Competências versus conhecimento

O novo perfil do aluno vem recuperar o conceito de competências que, segundo o projecto de parecer do CNE, assume ali “um peso demasiado elevado”. Como exemplo aponta o facto de o domínio “valorização do saber” aparecer como o último dos oito princípios que deverão subjazer ao trabalho de natureza curricular.

“O conhecimento é elemento essencial para o desenvolvimento de competências. Não devem ser entendidas como dimensões em oposição, porquanto se interrelacionam”, sublinham a este respeito os relatores do CNE, responsáveis pela elaboração do parecer. Que chamam também a atenção para o facto de a “investigação e pesquisa, assim como a matemática e as ciências (como competências transversais e não como disciplinas), surgirem com referências esparsas”.

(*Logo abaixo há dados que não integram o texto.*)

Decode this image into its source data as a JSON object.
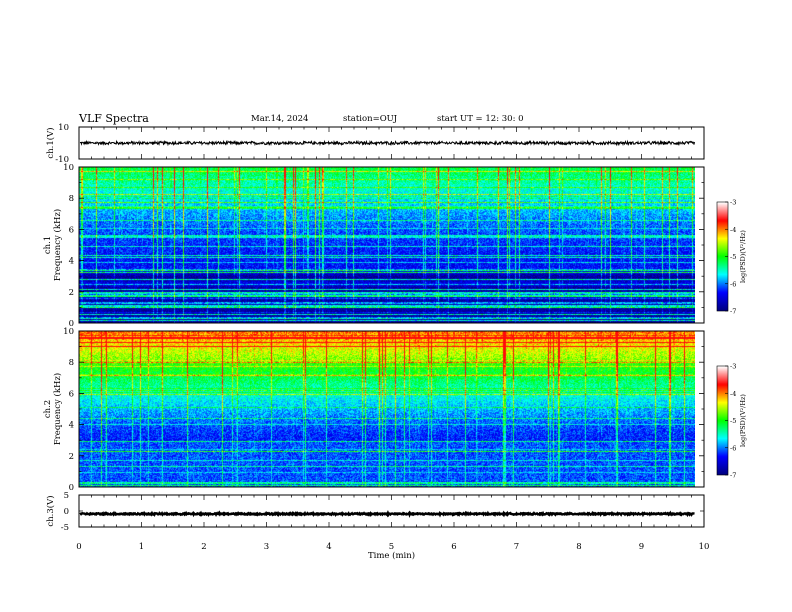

No mesmo sentido, o projecto de parecer do CNE considera que no perfil do aluno o eventual prosseguimento de estudos para o ensino superior tem “um peso menor” por comparação à outra finalidade da escolaridade obrigatória definida na LBSE: a inserção na vida activa.

“Ao contrário de vários referenciais internacionais conhecidos, o documento em análise apresenta um referencial com dez categorias, o que parece demasiado”, escreve-se no projecto do CNE, que aponta o dedo também ao facto de este não conter comparações com outros países, o que o “fragiliza”.

Entre as várias recomendações propostas, figuram ainda a necessidade de clarificação de conceitos como competência, aptidão e conhecimento; a inclusão da cultura científica e matemática como uma das competências-chave e (porque “a escola não é uma ilha”) o reconhecimento de que existem outros parceiros sociais que, em conjunto com a escola, assumem um “papel relevante na formação de pessoas autónomas e responsáveis e cidadãos activos”.

Notícia corrigida às 18h53: substitui parecer por projecto de parecer porque o CNE decidiu adiar a votação deste para Abril, já depois de ter enviado o texto aos órgãos de comunicação social, com embargo até às 17h desta segunda-feira.